La déclaration française a une visée avant tout descriptive et expose les enjeux stratégiques du changement climatique en Arctique ainsi que les actions menées par le ministère des Armées dans la zone. Peut-on pour autant comparer les enjeux arctiques à la situation du Moyen-Orient ? L’Arctique n’appartient-il vraiment à personne ? La région va-t-elle devenir un espace de confrontation ? Nous proposons de revenir sur ces trois affirmations émises par le ministère des Armées et qui font débat. Il s’agira ici de déconstruire l’idée selon laquelle l’Arctique serait un no man’s land juridique à la merci des appétits d’acteurs et des conflits qui peuvent en découler, et analyser les raisons d’une politique française arctique si peu visible sur la scène internationale.
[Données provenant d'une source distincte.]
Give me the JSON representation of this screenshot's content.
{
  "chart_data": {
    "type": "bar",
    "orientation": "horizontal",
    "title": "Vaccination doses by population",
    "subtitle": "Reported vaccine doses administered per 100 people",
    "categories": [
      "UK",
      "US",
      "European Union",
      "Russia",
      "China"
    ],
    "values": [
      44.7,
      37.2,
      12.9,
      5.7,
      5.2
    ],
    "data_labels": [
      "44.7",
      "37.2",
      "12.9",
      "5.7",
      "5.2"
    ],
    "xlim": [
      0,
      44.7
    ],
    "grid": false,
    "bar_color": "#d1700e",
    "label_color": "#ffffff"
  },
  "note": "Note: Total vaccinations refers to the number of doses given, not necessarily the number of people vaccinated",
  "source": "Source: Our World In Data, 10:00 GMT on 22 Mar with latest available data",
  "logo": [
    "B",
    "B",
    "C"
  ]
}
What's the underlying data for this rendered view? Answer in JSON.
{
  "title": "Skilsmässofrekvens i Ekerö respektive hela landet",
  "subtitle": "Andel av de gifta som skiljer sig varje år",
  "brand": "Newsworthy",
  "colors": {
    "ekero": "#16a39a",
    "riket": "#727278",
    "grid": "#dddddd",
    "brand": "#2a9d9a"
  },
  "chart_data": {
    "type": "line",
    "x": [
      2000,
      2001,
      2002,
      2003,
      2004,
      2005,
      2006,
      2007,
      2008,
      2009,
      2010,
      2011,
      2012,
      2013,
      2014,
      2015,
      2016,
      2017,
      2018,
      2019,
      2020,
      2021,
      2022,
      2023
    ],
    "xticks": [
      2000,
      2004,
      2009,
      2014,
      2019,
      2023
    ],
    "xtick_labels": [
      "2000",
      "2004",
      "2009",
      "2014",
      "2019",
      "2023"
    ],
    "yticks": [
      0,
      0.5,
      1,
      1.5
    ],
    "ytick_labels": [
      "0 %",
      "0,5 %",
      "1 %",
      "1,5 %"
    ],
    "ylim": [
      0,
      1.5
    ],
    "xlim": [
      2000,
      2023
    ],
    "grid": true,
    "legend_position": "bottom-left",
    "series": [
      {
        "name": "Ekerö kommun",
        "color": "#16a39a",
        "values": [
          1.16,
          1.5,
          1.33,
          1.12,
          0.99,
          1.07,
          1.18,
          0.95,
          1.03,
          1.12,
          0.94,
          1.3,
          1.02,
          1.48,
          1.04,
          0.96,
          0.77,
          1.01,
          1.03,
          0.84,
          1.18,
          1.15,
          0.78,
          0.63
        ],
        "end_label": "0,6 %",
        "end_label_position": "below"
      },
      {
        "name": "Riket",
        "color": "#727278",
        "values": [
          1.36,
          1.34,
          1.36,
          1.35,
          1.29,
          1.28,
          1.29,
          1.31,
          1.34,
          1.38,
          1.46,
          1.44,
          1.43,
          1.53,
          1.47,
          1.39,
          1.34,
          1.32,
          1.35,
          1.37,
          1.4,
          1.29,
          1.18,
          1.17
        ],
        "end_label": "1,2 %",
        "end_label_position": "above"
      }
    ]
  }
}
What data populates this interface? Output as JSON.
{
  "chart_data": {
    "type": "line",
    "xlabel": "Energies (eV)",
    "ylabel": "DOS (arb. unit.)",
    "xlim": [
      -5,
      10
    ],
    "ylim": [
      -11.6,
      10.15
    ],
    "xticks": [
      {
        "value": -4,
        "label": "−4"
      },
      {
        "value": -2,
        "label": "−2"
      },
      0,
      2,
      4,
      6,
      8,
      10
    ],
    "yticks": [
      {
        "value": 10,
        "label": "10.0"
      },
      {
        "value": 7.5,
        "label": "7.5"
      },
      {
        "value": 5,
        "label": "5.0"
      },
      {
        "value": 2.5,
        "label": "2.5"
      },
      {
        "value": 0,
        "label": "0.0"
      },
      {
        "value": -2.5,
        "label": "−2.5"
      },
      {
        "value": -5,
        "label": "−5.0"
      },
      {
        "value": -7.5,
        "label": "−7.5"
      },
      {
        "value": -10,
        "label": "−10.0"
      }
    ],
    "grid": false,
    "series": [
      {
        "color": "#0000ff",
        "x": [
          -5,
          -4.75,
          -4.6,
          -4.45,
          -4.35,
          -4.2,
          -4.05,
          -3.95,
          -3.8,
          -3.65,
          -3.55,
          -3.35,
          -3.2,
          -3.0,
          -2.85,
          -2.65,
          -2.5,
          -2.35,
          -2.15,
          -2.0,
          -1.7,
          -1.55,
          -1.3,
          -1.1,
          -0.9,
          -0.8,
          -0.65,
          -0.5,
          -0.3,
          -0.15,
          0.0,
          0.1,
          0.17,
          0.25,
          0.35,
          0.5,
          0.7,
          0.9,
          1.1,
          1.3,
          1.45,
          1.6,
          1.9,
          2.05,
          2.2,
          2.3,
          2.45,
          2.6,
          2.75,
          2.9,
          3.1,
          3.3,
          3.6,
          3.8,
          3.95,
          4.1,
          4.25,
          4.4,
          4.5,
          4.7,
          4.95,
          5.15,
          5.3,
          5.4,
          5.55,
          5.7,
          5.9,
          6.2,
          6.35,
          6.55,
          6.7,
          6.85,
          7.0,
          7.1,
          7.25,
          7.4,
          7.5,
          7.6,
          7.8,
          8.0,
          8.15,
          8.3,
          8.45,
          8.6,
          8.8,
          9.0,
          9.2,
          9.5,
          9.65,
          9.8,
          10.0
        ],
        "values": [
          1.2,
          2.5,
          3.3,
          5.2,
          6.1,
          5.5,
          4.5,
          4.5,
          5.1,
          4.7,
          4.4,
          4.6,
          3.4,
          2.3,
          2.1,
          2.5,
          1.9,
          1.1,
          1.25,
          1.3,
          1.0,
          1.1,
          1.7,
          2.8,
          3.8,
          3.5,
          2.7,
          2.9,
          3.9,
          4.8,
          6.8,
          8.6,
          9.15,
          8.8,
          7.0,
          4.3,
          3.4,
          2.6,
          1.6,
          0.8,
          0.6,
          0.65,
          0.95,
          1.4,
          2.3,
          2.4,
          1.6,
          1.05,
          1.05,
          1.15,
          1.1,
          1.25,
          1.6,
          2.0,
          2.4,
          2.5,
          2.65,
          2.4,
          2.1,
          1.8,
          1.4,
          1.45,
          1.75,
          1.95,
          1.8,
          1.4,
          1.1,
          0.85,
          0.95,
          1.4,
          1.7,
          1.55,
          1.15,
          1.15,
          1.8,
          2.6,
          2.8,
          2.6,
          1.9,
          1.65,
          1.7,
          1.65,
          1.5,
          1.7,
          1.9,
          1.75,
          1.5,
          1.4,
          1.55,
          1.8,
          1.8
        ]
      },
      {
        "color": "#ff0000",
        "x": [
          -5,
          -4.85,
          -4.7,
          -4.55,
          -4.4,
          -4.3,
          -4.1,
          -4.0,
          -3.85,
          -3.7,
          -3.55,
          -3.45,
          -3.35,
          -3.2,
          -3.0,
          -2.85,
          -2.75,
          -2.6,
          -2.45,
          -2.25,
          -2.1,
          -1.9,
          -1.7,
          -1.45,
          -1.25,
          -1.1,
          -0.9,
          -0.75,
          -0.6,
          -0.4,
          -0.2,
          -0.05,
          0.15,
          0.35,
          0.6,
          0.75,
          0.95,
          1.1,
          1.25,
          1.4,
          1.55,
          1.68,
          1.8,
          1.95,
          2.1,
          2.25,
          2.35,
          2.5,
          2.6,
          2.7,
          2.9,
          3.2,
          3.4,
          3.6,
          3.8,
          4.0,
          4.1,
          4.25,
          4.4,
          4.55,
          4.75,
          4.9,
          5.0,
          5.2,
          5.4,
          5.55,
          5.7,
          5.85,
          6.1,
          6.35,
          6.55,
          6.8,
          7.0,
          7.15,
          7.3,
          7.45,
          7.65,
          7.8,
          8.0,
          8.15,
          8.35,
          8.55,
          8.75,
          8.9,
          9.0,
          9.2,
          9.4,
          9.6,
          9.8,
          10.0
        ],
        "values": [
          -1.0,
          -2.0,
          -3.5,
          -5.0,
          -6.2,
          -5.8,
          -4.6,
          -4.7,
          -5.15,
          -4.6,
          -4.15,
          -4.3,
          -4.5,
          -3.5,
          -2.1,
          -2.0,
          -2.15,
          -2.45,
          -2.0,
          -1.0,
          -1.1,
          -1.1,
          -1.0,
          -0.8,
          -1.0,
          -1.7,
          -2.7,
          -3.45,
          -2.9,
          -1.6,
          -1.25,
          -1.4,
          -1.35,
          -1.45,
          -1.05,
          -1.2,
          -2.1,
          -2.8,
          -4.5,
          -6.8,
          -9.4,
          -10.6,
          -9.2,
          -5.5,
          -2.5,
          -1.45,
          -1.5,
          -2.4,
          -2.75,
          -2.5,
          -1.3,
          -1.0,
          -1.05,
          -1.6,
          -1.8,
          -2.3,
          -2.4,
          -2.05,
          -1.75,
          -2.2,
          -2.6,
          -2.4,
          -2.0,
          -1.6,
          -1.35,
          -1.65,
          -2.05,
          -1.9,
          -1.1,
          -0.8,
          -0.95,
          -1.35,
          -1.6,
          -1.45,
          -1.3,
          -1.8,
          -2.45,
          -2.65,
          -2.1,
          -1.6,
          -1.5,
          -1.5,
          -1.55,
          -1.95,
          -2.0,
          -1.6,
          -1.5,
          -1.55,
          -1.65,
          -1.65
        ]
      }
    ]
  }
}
1 – L’Arctique est un ensemble de territoires et de mers largement appropriés juridiquement
L’Arctique, un espace bien délimité dans le cadre des souverainetés nationales
L’engouement ravivé pour les questions de souveraineté en Arctique peut être daté du 2 août 2007, l’année où une expédition russe a planté un drapeau russe en titane au pôle Nord, à plus de 4200 mètres de profondeur sous l’océan. Les conséquences médiatiques de cet événement à portée d’abord scientifique, mais évidemment aussi politique, ont été immédiates. Dans les jours et les mois suivants, la presse s’est empressée d’y voir une revendication de Moscou sur le pôle Nord, et plus généralement les débuts d’une nouvelle Guerre froide pour les territoires et mers arctiques. Mais ce geste, hautement symbolique, sans conteste une prouesse scientifique, n’avait aucune valeur juridique et ses conséquences politiques sont restées très limitées.
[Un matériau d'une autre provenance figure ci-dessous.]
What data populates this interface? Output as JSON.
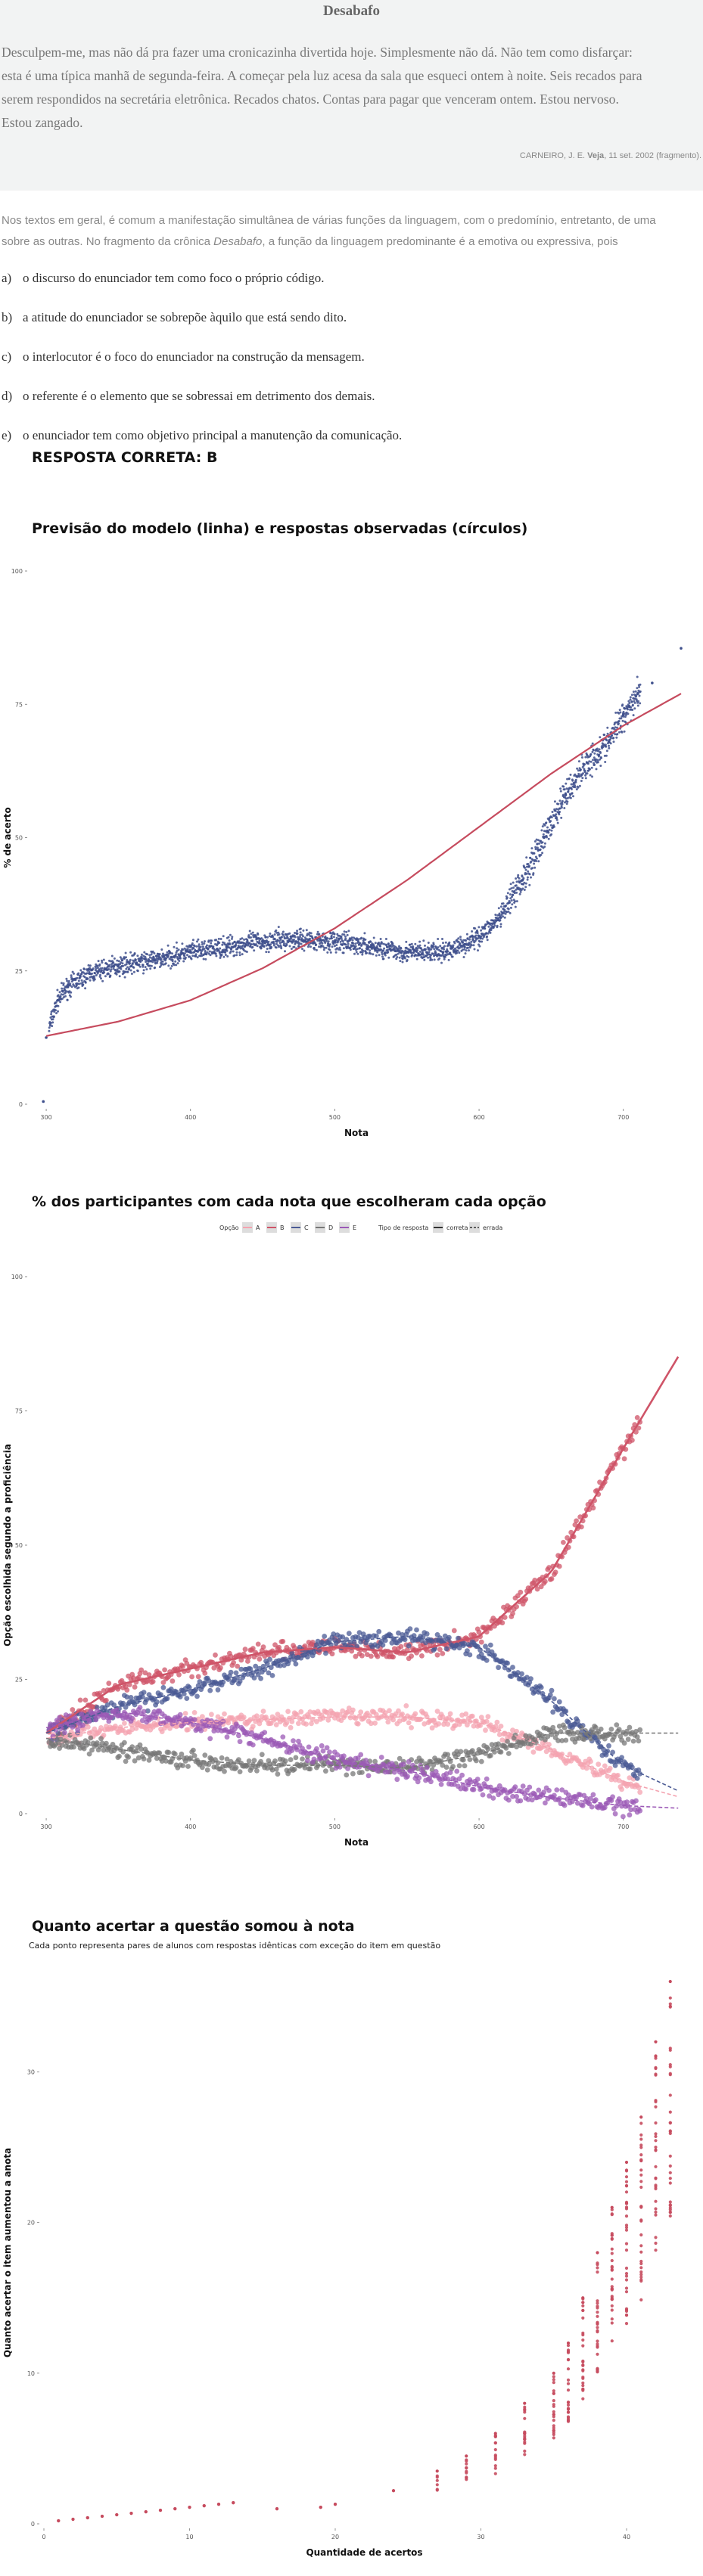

L’Arctique est-il un territoire à s’approprier ? La question s’est posée plus récemment encore, au mois d’août 2019 avec la proposition du président Donald Trump d’acheter le Groenland. La réponse a cependant été sans appel : le territoire n’est pas à vendre. En 2019, l’Arctique n’est pas un espace à s’approprier : c’est déjà un espace régi par le droit international et sous la souveraineté de huit États au nord du cercle polaire…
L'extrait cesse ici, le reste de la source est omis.